Acordo Mercosul-UE: Análise Revela Desvantagens Estruturais e Protecionismo Verde para Países Sul-Americanos

O acordo comercial entre o Mercosul e a União Europeia (UE) entra em vigor parcialmente neste 1º de maio, após 25 anos de negociações tensas e complexas. Sobretudo, especialistas analisam que o pacto já começa com um cenário de desequilíbrio estrutural, com os países sul-americanos, especialmente o Brasil e Argentina, em desvantagem. O professor Tales Simões, da Universidade Federal de Juiz de Fora, explica que o acordo exibe um claro favorecimento aos interesses industriais e agrícolas da UE, deixando o Mercosul em uma posição de “parceiro mais fraco”. Segundo ele, essa assimetria poderá perpetuar divisões na ordem econômica internacional, onde o Global Sul se vê relegado ao papel de fornecedor de commodities, enquanto o Global Norte controla tecnologias e produtos de maior valor agregado.

Durante sua recente viagem à Alemanha, o presidente Luiz Inácio Lula da Silva expressou preocupações sobre o Regulamento Europeu de Desmatamento, que deve ser implementado em dezembro, podendo limitar as exportações brasileiras. Lula argumentou que as exigências ambientais da UE, por serem unilaterais, poderiam desestabilizar o acordo, prejudicando a competitividade dos países do Mercosul.

Simões também destacou as “salvaguardas” para produtos sensíveis, como carne e açúcar, que poderiam permitir à UE suspender tarifas preferenciais em caso de aumento nas importações do Mercosul. De fato, não existe um mecanismo similar que permita ao Mercosul responder da mesma forma em relação aos produtos europeus. Além disso, o professor mencionou que a UE, como segundo maior parceiro comercial do Mercosul, goza de menos dependência estrutural nesta negociação, tornando qualquer fracasso do acordo menos prejudicial para seus interesses.

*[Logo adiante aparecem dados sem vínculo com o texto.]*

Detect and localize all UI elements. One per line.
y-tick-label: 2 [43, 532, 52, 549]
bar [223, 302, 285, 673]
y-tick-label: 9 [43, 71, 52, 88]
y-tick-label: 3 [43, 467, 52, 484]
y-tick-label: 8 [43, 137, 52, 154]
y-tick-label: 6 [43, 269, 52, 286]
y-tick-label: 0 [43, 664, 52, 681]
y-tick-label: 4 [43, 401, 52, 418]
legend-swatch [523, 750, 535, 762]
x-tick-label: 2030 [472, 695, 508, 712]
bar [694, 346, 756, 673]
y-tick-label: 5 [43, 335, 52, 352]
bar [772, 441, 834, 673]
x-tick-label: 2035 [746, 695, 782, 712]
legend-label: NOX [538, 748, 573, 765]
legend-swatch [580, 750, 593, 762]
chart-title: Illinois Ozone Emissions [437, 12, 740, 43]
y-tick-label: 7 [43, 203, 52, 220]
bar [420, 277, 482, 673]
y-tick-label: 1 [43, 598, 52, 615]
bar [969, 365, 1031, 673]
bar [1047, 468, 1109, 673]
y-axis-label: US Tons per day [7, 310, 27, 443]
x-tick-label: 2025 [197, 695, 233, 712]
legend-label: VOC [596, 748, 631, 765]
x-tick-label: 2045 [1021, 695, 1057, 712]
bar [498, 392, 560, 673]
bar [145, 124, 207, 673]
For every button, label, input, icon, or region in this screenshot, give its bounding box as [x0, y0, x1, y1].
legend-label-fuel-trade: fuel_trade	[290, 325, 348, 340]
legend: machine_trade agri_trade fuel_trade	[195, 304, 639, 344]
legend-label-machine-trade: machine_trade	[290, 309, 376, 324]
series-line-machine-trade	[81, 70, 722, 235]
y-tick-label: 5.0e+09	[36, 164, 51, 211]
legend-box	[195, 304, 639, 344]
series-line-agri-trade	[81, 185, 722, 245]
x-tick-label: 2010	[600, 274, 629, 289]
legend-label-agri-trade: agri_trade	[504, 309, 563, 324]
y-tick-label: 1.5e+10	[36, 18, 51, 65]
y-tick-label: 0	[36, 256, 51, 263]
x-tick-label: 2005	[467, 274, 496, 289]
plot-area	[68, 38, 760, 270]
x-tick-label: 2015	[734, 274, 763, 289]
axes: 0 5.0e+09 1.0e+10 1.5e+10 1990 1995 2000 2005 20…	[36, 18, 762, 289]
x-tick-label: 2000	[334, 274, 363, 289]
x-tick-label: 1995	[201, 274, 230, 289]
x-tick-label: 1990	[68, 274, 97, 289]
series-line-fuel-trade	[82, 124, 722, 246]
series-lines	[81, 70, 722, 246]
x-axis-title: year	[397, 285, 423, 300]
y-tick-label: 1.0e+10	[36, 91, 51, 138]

Rodrigo Barros de Albuquerque, da Universidade Federal do Sergipe, complementa que embora o acordo tenha pontos favoráveis ao Mercosul, como cronogramas de redução tarifária prolongados, a dinâmica unilateral choca-se com as exigências ambientais da UE, que podem ser vistas como uma forma de protecionismo disfarçada. Ele ressalta que, apesar de Lula ter reduzido o desmatamento na Amazônia, as críticas feitas a essa regulação ainda evidenciam um campo fértil para tensões futuras.

Os especialistas alertam que o acordo não se limita apenas a aspectos comerciais, mas traz implicações regulatórias e políticas profundas, que podem resultar em uma tensão contínua. Para Eduardo Galvão, do IBMEC, a competitividade brasileira não será determinada apenas por preço, mas pela conformidade regulatória, o que implica que muitos podem encontrar barreiras ao acessar esse novo mercado.

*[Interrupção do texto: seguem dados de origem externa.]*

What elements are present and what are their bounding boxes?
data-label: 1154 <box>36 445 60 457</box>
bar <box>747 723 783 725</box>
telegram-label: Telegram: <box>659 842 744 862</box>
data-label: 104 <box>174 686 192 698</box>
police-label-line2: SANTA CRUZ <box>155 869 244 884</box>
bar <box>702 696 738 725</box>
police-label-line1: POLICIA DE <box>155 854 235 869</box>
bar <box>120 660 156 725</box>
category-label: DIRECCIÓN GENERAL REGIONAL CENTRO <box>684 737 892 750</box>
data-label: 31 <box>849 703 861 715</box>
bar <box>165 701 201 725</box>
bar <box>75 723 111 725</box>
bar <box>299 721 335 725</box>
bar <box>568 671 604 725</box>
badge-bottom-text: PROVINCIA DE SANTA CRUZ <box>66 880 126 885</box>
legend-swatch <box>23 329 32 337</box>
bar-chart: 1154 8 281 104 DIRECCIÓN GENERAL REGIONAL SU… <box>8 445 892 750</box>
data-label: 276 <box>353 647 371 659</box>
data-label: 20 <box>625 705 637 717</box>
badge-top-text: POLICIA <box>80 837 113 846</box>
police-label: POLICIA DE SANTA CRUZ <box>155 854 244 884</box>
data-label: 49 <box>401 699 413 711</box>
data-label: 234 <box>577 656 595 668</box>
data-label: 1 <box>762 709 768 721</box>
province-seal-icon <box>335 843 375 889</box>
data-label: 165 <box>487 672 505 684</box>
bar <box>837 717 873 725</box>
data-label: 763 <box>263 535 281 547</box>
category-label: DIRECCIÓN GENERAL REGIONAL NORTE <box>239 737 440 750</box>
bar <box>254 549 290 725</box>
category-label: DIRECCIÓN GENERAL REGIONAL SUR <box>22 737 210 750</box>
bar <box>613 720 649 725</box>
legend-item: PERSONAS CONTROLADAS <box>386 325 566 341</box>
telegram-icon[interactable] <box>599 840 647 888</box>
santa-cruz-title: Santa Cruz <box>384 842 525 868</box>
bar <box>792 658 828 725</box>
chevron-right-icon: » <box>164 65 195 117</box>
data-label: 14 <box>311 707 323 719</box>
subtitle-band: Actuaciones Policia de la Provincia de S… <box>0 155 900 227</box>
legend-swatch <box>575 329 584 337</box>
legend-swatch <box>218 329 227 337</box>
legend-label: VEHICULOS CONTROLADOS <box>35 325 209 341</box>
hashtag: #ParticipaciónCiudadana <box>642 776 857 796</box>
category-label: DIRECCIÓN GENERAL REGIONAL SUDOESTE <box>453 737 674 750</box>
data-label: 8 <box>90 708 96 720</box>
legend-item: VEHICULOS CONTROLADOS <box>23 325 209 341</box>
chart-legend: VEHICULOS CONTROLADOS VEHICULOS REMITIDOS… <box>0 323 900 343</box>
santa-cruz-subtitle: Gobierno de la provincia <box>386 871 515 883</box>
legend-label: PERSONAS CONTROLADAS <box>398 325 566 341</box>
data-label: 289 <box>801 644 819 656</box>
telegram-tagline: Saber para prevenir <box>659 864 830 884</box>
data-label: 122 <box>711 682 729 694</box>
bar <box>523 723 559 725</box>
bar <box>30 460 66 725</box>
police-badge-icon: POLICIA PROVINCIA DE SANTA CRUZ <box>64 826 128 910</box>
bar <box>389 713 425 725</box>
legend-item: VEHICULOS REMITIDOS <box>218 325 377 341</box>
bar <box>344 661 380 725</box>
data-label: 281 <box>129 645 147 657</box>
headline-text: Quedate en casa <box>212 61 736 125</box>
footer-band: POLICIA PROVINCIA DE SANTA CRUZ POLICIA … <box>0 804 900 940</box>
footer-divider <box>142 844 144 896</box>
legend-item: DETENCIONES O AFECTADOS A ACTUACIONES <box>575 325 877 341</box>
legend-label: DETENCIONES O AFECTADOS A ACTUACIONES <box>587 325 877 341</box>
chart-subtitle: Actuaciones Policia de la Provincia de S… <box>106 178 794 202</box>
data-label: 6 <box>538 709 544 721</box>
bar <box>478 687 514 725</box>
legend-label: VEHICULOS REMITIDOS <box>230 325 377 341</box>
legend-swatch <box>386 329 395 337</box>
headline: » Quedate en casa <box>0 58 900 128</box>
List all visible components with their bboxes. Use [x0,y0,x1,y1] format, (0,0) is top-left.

Em resumo, apesar de trazer oportunidades, o acordo Mercosul-UE levanta sérias questões sobre as capacidades de negociação do bloco sul-americano e a necessidade de políticas domésticas robustas para evitar uma possível desindustrialização. A integração com a UE pode ser vantajosa, mas também exige uma vigilância constante para que os benefícios não sejam eclipsados pelas exigências externas.